Advanced Oxygen Electrocatalysis Driven by Asymmetric Interfacial Sulfur Bridge Bonding

Abstract Rational modulation of interfacial electronic structure and active‐site cooperativity is essential for advancing bifunctional oxygen electrocatalysts in rechargeable aqueous zinc–air batteries (AZABs). Herein, a Co 9 S 8 /Fe 7 S 8 heterojunction encapsulated in porous N,S co‐doped carbon nanotubes (Co 9 S 8 /Fe 7 S 8 @NSCNTs) is constructed via a melamine‐assisted pyrolysis strategy to simultaneously enhance the oxygen reduction reaction (ORR) and oxygen evolution reaction (OER).
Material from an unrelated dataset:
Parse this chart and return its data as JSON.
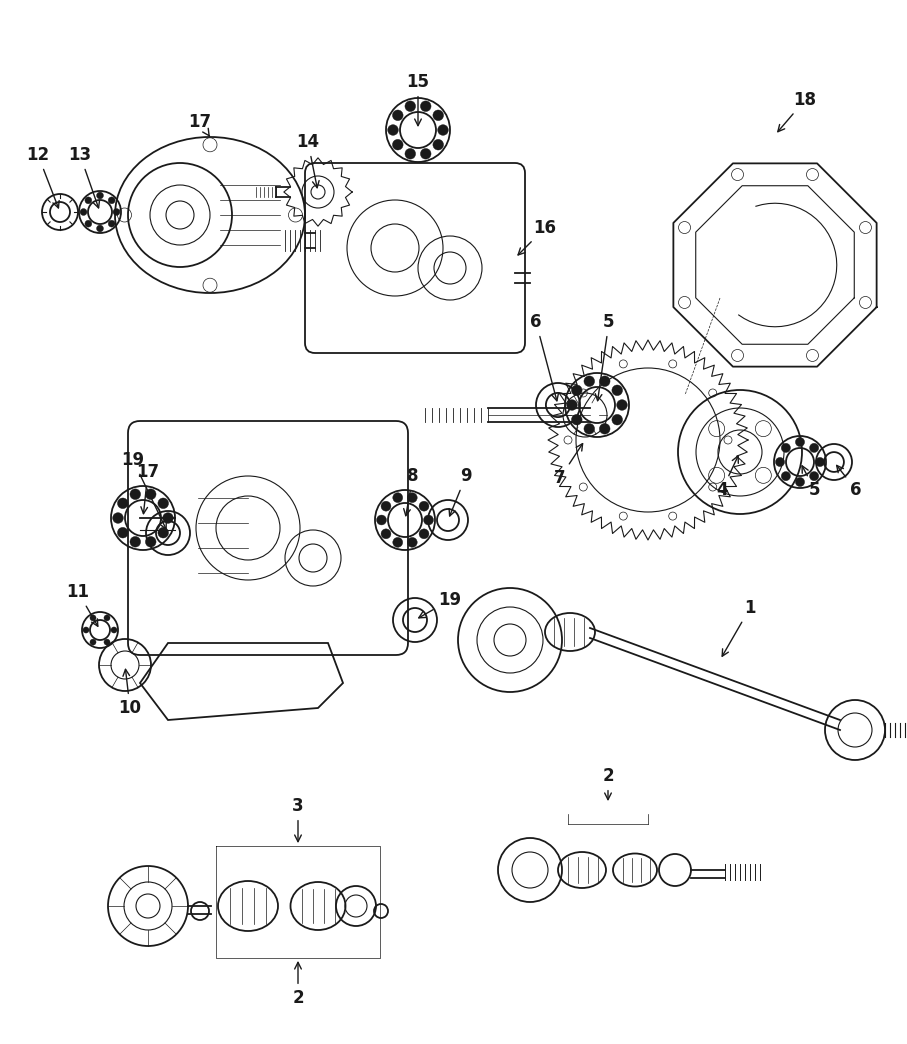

Asymmetric Co─S─Fe bonds at the heterointerface induce a bridge‐driven multi‐site synergy for promoting electron redistribution, surface polarity, and spatial activation of Co and Fe sites. By integrating sulfide heterointerfaces for ORR with the reconstructed (oxy)hydroxide surfaces for OER, this modulation lowers energy barriers of rate‐determining steps and enables reversible adsorption/desorption of oxygen intermediates, underscoring the critical role of asymmetric Co─S─Fe bridges in boosting bifunctional catalytic performance. Consequently, Co 9 S 8 /Fe 7 S 8 @NSCNTs exhibit remarkable catalytic efficiency and durability with an ORR half‐wave potential ( E 1/2 ) of 0.84 V and an OER overpotential of 353 mV. Rechargeable AZABs incorporating Co 9 S 8 /Fe 7 S 8 @NSCNTs achieve high peak power density (118.4 mW cm −2 ), large specific capacity (880.3 mAh g −1 ), and exceptional cycling stability (over 650 cycles). This work highlights robust sulfur‐bridge interface engineering for multi‐site activation and provides valuable insights for designing high‐performance oxygen electrocatalysts in next‐generation energy conversion and storage systems.